One chapter of Living in the End Times demonstrates the problem that the Utopias project faces: the gravity of Marxism. The chapter is a comprehensive critique of traditional Marxist perspectives and the engagement with traditional Marxist perspectives of Alain Badiou and the Frankfurt School.
The extremely intense Max Horkheimer |
Zizek’s basic idea is that the concept of instrumental reason is an incomplete critique of how our society works. The legacy of Martin Heidegger is the problem here. For all of Heidegger’s reputation for difficulty and complexity, when you look past all the possibilities for purely technical/historical criticism regarding his appropriations and interpretations of various philosophers,* his philosophy amounts to a critique of the vision of the world as existing as a potential resource. When we look at the world today, says Heidegger, we understand it only in terms of things that we can use. The Frankfurt School writers like Max Horkheimer, Theodor Adorno, and Herbert Marcuse, understood this in terms of humanity’s one-dimensionality. We were no longer even able to critique ourselves, because instrumentality, use-value, was our only framework left for understanding the world.**
* The academic paper of the form “X’s understanding of Y” is very easy to write and publish in a contemporary specialist journal. All you have to do is compare and contrast X’s interpretation of Y with that of several prominent contemporary specialized scholars of Y. I’ve read these papers, and they tend to amount to quibbling, with very little philosophical creativity. The prevalence of this attitude among so many journal reviewers I’ve encountered over the last few years is why I want to concentrate on writing books for my philosophical work instead.

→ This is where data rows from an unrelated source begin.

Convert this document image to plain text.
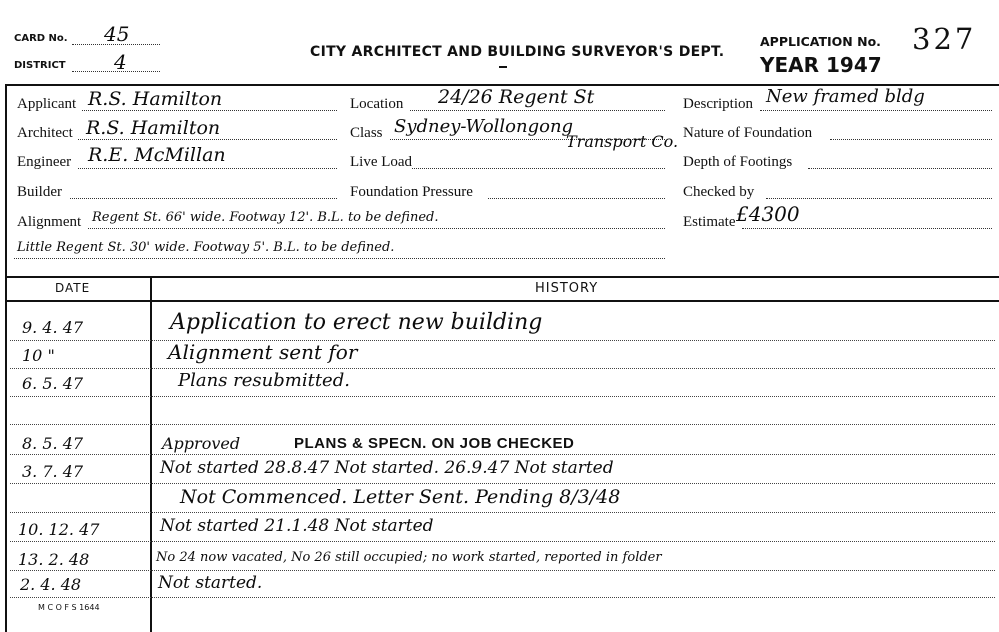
CARD No. 45
DISTRICT 4	CITY ARCHITECT AND BUILDING SURVEYOR'S DEPT.
APPLICATION No. 327
YEAR 1947
Applicant R.S. Hamilton
Architect R.S. Hamilton
Engineer R.E. McMillan
Builder
Location 24/26 Regent St
Class Sydney-Wollongong
Transport Co.
Live Load
Foundation Pressure
Description New framed bldg
Nature of Foundation
Depth of Footings
Checked by
Estimate £4300
Alignment Regent St. 66' wide. Footway 12'. B.L. to be defined.
Little Regent St. 30' wide. Footway 5'. B.L. to be defined.
DATE	HISTORY
9. 4. 47	Application to erect new building
10 "	Alignment sent for
6. 5. 47	Plans resubmitted.
8. 5. 47	Approved	PLANS & SPECN. ON JOB CHECKED
3. 7. 47	Not started 28.8.47 Not started. 26.9.47 Not started
Not Commenced. Letter Sent. Pending 8/3/48
10. 12. 47	Not started 21.1.48 Not started
13. 2. 48	No 24 now vacated, No 26 still occupied; no work started, reported in folder
2. 4. 48	Not started.
M C O F S 1644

** If our supposed one-dimensionality makes critique impossible, then why were Horkheimer and friends able to write their critical books? A cheap shot, but a fun shot to make.

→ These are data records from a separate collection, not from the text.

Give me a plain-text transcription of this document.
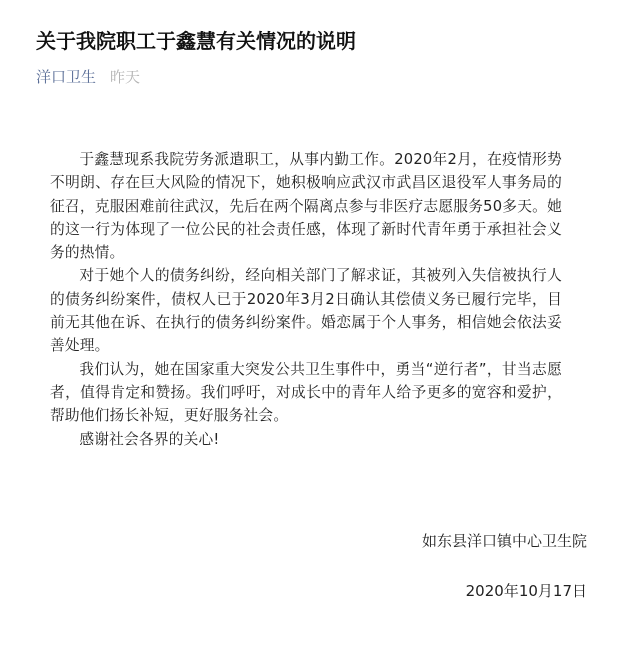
关于我院职工于鑫慧有关情况的说明
洋口卫生 昨天

于鑫慧现系我院劳务派遣职工，从事内勤工作。2020年2月，在疫情形势不明朗、存在巨大风险的情况下，她积极响应武汉市武昌区退役军人事务局的征召，克服困难前往武汉，先后在两个隔离点参与非医疗志愿服务50多天。她的这一行为体现了一位公民的社会责任感，体现了新时代青年勇于承担社会义务的热情。

对于她个人的债务纠纷，经向相关部门了解求证，其被列入失信被执行人的债务纠纷案件，债权人已于2020年3月2日确认其偿债义务已履行完毕，目前无其他在诉、在执行的债务纠纷案件。婚恋属于个人事务，相信她会依法妥善处理。

我们认为，她在国家重大突发公共卫生事件中，勇当“逆行者”，甘当志愿者，值得肯定和赞扬。我们呼吁，对成长中的青年人给予更多的宽容和爱护，帮助他们扬长补短，更好服务社会。

感谢社会各界的关心!

如东县洋口镇中心卫生院
2020年10月17日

My own perspective on the Frankfurt School authors is complicated. I’ve explored a little Marcuse and the basics of Adorno, but I’ve largely kept my distance in the past. I think this is because I’ve met too many people who worship Adorno, and slavishly parrot his views, ideas, and terminology without fully understanding them. As well, the amount of secondary material that has been produced about them is so massive that it’s become intimidating. I feel as though the only way I’d be able to speak with legitimacy about them is to study them and the works about them to the exclusion of everything else. If the Utopias project will require any one skill, it’ll be learning how to take in a wide scope of philosophical ideas and texts while maintaining the credibility for my discussion to be taken seriously.

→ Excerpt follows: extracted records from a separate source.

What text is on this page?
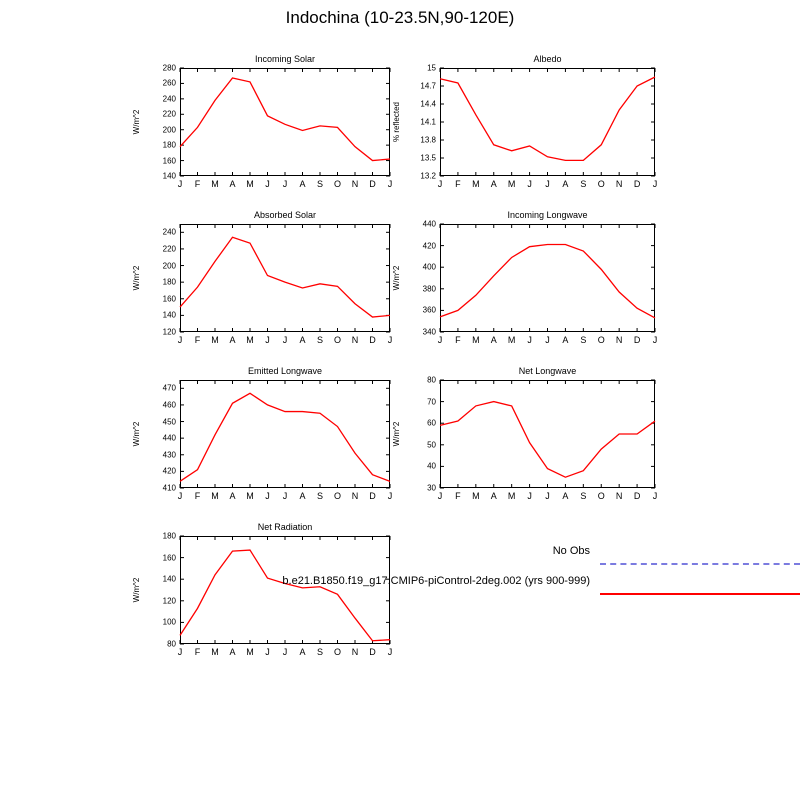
Indochina (10-23.5N,90-120E)
Incoming Solar
140
160
180
200
220
240
260
280
J F M A M J J A S O N D J
W/m^2
Albedo
13.2
13.5
13.8
14.1
14.4
14.7
15
J F M A M J J A S O N D J
% reflected
Absorbed Solar
120
140
160
180
200
220
240
J F M A M J J A S O N D J
W/m^2
Incoming Longwave
340
360
380
400
420
440
J F M A M J J A S O N D J
W/m^2
Emitted Longwave
410
420
430
440
450
460
470
J F M A M J J A S O N D J
W/m^2
Net Longwave
30
40
50
60
70
80
J F M A M J J A S O N D J
W/m^2
Net Radiation
80
100
120
140
160
180
J F M A M J J A S O N D J
W/m^2
No Obs
b.e21.B1850.f19_g17.CMIP6-piControl-2deg.002 (yrs 900-999)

Zizek’s critique is that conceiving of humanity as one-dimensional is too one-dimensional, putting the blame for the inevitable collapse of the Enlightenment dream and social revolution on a fundamental and inescapable feature of human nature. Even Heidegger himself didn’t think instrumental reason was necessary to humanity, just an enormously dominant feature of thought in our civilization. The real phenomena of totalitarianism, the exploitive features of mass-scale capitalism, and the injustices of colonial military-economic expansion are too complicated to reduce to a single cause or underlying framework of thought. And because the phenomena of oppression are so complicated in their generation, structure, and development, they can also be sabotaged, critiqued, and fought in equally complicated ways.
For someone who describes himself as a pessimist, Zizek is very good at arguing against pessimism.